Carbon is a crazy complex thing.
I've been reading a lot about carbon sequestration - grabbing carbon out of the air and putting it back into the earth where it originally came from, and where most of it should live.
In doing so I came across a single sentence (that I now can't find) which sent me off on a tangent.
Subduction is a process that if we could safely replicate the outcome, we might be in a good place - it draws megatonnes of carbon out of the air and puts it back into the ground.
Subduction is where two tectonic plates grate against each other, and one slips underneath the other. Aside from creating earthquakes, this process sucks stuff down into the sea of magma that the plates are floating on - including carbon from the air. This is also the place where volcanoes and diamonds begin.
These subduction zones create natural laboratories where researchers are able to measure and trace the amount of carbon pulled down.

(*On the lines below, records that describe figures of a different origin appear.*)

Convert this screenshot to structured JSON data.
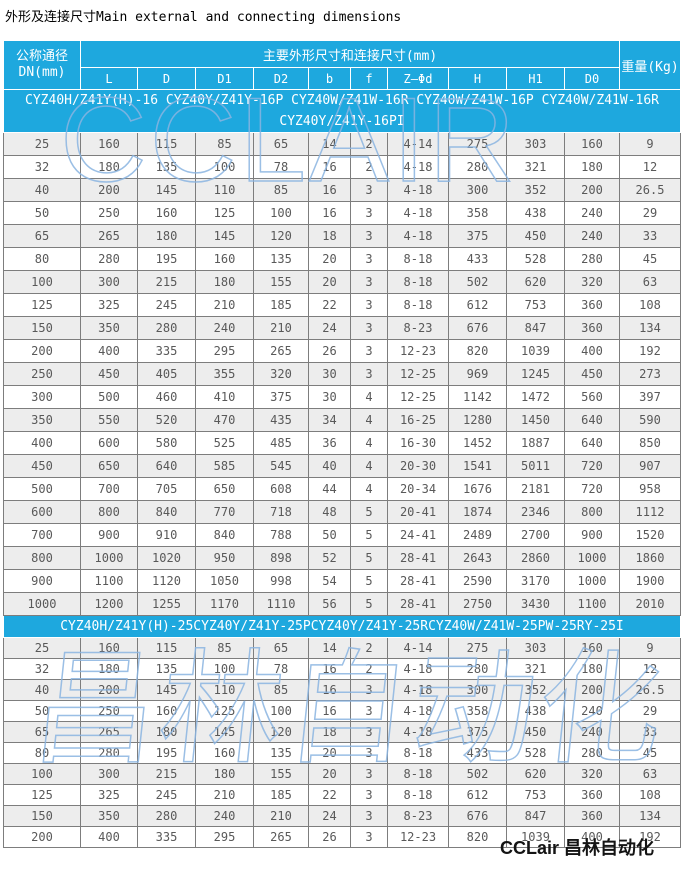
{
  "title": "外形及连接尺寸Main external and connecting dimensions",
  "colors": {
    "header_bg": "#1ea8de",
    "row_alt": "#ededed",
    "border": "#7d7d7d",
    "watermark": "#8ab4e0"
  },
  "watermarks": {
    "top": "CCLAIR",
    "bottom": "昌林自动化",
    "brand": "CCLair 昌林自动化"
  },
  "table": {
    "dn_header_line1": "公称通径",
    "dn_header_line2": "DN(mm)",
    "main_header": "主要外形尺寸和连接尺寸(mm)",
    "weight_header": "重量(Kg)",
    "columns": [
      "L",
      "D",
      "D1",
      "D2",
      "b",
      "f",
      "Z—Φd",
      "H",
      "H1",
      "D0"
    ],
    "sections": [
      {
        "banner_lines": [
          "CYZ40H/Z41Y(H)-16  CYZ40Y/Z41Y-16P  CYZ40W/Z41W-16R  CYZ40W/Z41W-16P CYZ40W/Z41W-16R",
          "CYZ40Y/Z41Y-16PI"
        ],
        "rows": [
          [
            "25",
            "160",
            "115",
            "85",
            "65",
            "14",
            "2",
            "4-14",
            "275",
            "303",
            "160",
            "9"
          ],
          [
            "32",
            "180",
            "135",
            "100",
            "78",
            "16",
            "2",
            "4-18",
            "280",
            "321",
            "180",
            "12"
          ],
          [
            "40",
            "200",
            "145",
            "110",
            "85",
            "16",
            "3",
            "4-18",
            "300",
            "352",
            "200",
            "26.5"
          ],
          [
            "50",
            "250",
            "160",
            "125",
            "100",
            "16",
            "3",
            "4-18",
            "358",
            "438",
            "240",
            "29"
          ],
          [
            "65",
            "265",
            "180",
            "145",
            "120",
            "18",
            "3",
            "4-18",
            "375",
            "450",
            "240",
            "33"
          ],
          [
            "80",
            "280",
            "195",
            "160",
            "135",
            "20",
            "3",
            "8-18",
            "433",
            "528",
            "280",
            "45"
          ],
          [
            "100",
            "300",
            "215",
            "180",
            "155",
            "20",
            "3",
            "8-18",
            "502",
            "620",
            "320",
            "63"
          ],
          [
            "125",
            "325",
            "245",
            "210",
            "185",
            "22",
            "3",
            "8-18",
            "612",
            "753",
            "360",
            "108"
          ],
          [
            "150",
            "350",
            "280",
            "240",
            "210",
            "24",
            "3",
            "8-23",
            "676",
            "847",
            "360",
            "134"
          ],
          [
            "200",
            "400",
            "335",
            "295",
            "265",
            "26",
            "3",
            "12-23",
            "820",
            "1039",
            "400",
            "192"
          ],
          [
            "250",
            "450",
            "405",
            "355",
            "320",
            "30",
            "3",
            "12-25",
            "969",
            "1245",
            "450",
            "273"
          ],
          [
            "300",
            "500",
            "460",
            "410",
            "375",
            "30",
            "4",
            "12-25",
            "1142",
            "1472",
            "560",
            "397"
          ],
          [
            "350",
            "550",
            "520",
            "470",
            "435",
            "34",
            "4",
            "16-25",
            "1280",
            "1450",
            "640",
            "590"
          ],
          [
            "400",
            "600",
            "580",
            "525",
            "485",
            "36",
            "4",
            "16-30",
            "1452",
            "1887",
            "640",
            "850"
          ],
          [
            "450",
            "650",
            "640",
            "585",
            "545",
            "40",
            "4",
            "20-30",
            "1541",
            "5011",
            "720",
            "907"
          ],
          [
            "500",
            "700",
            "705",
            "650",
            "608",
            "44",
            "4",
            "20-34",
            "1676",
            "2181",
            "720",
            "958"
          ],
          [
            "600",
            "800",
            "840",
            "770",
            "718",
            "48",
            "5",
            "20-41",
            "1874",
            "2346",
            "800",
            "1112"
          ],
          [
            "700",
            "900",
            "910",
            "840",
            "788",
            "50",
            "5",
            "24-41",
            "2489",
            "2700",
            "900",
            "1520"
          ],
          [
            "800",
            "1000",
            "1020",
            "950",
            "898",
            "52",
            "5",
            "28-41",
            "2643",
            "2860",
            "1000",
            "1860"
          ],
          [
            "900",
            "1100",
            "1120",
            "1050",
            "998",
            "54",
            "5",
            "28-41",
            "2590",
            "3170",
            "1000",
            "1900"
          ],
          [
            "1000",
            "1200",
            "1255",
            "1170",
            "1110",
            "56",
            "5",
            "28-41",
            "2750",
            "3430",
            "1100",
            "2010"
          ]
        ]
      },
      {
        "banner_lines": [
          "CYZ40H/Z41Y(H)-25CYZ40Y/Z41Y-25PCYZ40Y/Z41Y-25RCYZ40W/Z41W-25PW-25RY-25I"
        ],
        "rows": [
          [
            "25",
            "160",
            "115",
            "85",
            "65",
            "14",
            "2",
            "4-14",
            "275",
            "303",
            "160",
            "9"
          ],
          [
            "32",
            "180",
            "135",
            "100",
            "78",
            "16",
            "2",
            "4-18",
            "280",
            "321",
            "180",
            "12"
          ],
          [
            "40",
            "200",
            "145",
            "110",
            "85",
            "16",
            "3",
            "4-18",
            "300",
            "352",
            "200",
            "26.5"
          ],
          [
            "50",
            "250",
            "160",
            "125",
            "100",
            "16",
            "3",
            "4-18",
            "358",
            "438",
            "240",
            "29"
          ],
          [
            "65",
            "265",
            "180",
            "145",
            "120",
            "18",
            "3",
            "4-18",
            "375",
            "450",
            "240",
            "33"
          ],
          [
            "80",
            "280",
            "195",
            "160",
            "135",
            "20",
            "3",
            "8-18",
            "433",
            "528",
            "280",
            "45"
          ],
          [
            "100",
            "300",
            "215",
            "180",
            "155",
            "20",
            "3",
            "8-18",
            "502",
            "620",
            "320",
            "63"
          ],
          [
            "125",
            "325",
            "245",
            "210",
            "185",
            "22",
            "3",
            "8-18",
            "612",
            "753",
            "360",
            "108"
          ],
          [
            "150",
            "350",
            "280",
            "240",
            "210",
            "24",
            "3",
            "8-23",
            "676",
            "847",
            "360",
            "134"
          ],
          [
            "200",
            "400",
            "335",
            "295",
            "265",
            "26",
            "3",
            "12-23",
            "820",
            "1039",
            "400",
            "192"
          ]
        ]
      }
    ]
  }
}
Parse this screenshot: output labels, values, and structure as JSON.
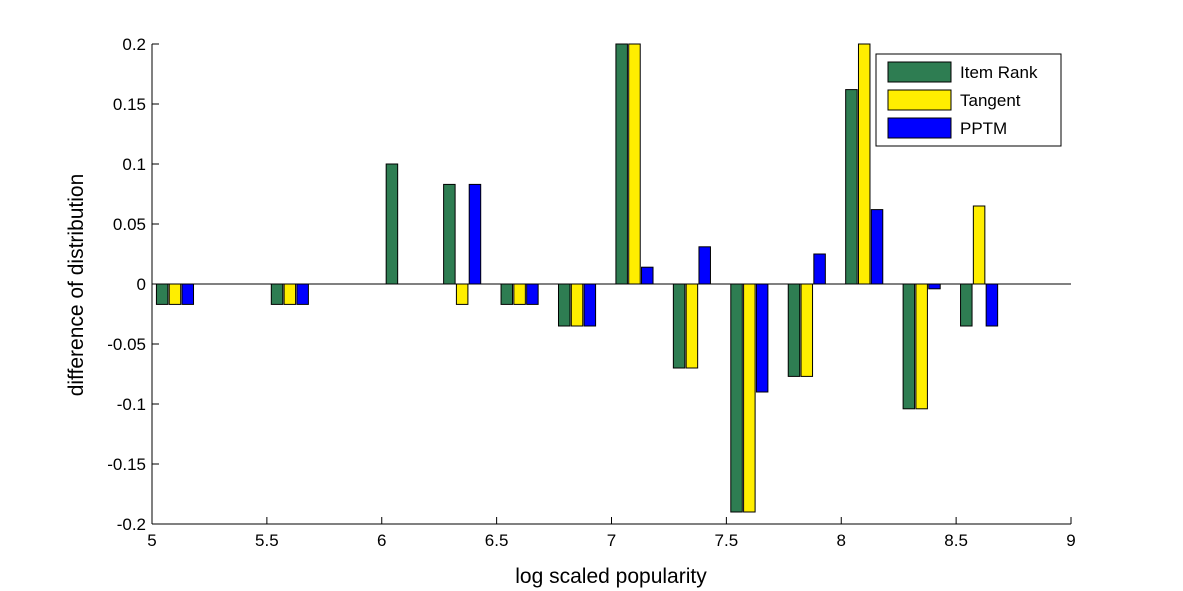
{
  "chart_data": {
    "type": "bar",
    "xlabel": "log scaled popularity",
    "ylabel": "difference of distribution",
    "xlim": [
      5,
      9
    ],
    "ylim": [
      -0.2,
      0.2
    ],
    "xticks": [
      "5",
      "5.5",
      "6",
      "6.5",
      "7",
      "7.5",
      "8",
      "8.5",
      "9"
    ],
    "yticks": [
      "-0.2",
      "-0.15",
      "-0.1",
      "-0.05",
      "0",
      "0.05",
      "0.1",
      "0.15",
      "0.2"
    ],
    "x": [
      5.1,
      5.6,
      6.1,
      6.35,
      6.6,
      6.85,
      7.1,
      7.35,
      7.6,
      7.85,
      8.1,
      8.35,
      8.6
    ],
    "series": [
      {
        "name": "Item Rank",
        "color": "#2e7d52",
        "values": [
          -0.017,
          -0.017,
          0.1,
          0.083,
          -0.017,
          -0.035,
          0.2,
          -0.07,
          -0.19,
          -0.077,
          0.162,
          -0.104,
          -0.035
        ]
      },
      {
        "name": "Tangent",
        "color": "#ffee00",
        "values": [
          -0.017,
          -0.017,
          0,
          -0.017,
          -0.017,
          -0.035,
          0.2,
          -0.07,
          -0.19,
          -0.077,
          0.2,
          -0.104,
          0.065
        ]
      },
      {
        "name": "PPTM",
        "color": "#0000ff",
        "values": [
          -0.017,
          -0.017,
          0,
          0.083,
          -0.017,
          -0.035,
          0.014,
          0.031,
          -0.09,
          0.025,
          0.062,
          -0.004,
          -0.035
        ]
      }
    ],
    "legend_position": "top-right",
    "grid": false
  }
}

It's a natural process that's been happening for millions of years. Earth had the carbon thing pretty well figured out, but we've messed it up. She's still doing her subduction thing to help us, but we have to do our bit too.
Sequestration is the human-made equivalent of this process - it's how we're dealing with the carbon that's already in the air. One of the things we'll need more of, are projects that replicate the outcome (without the earthquakes) of drawing bucketloads of carbon out of the air.
But actually, what we really, truly need is just to produce less of it.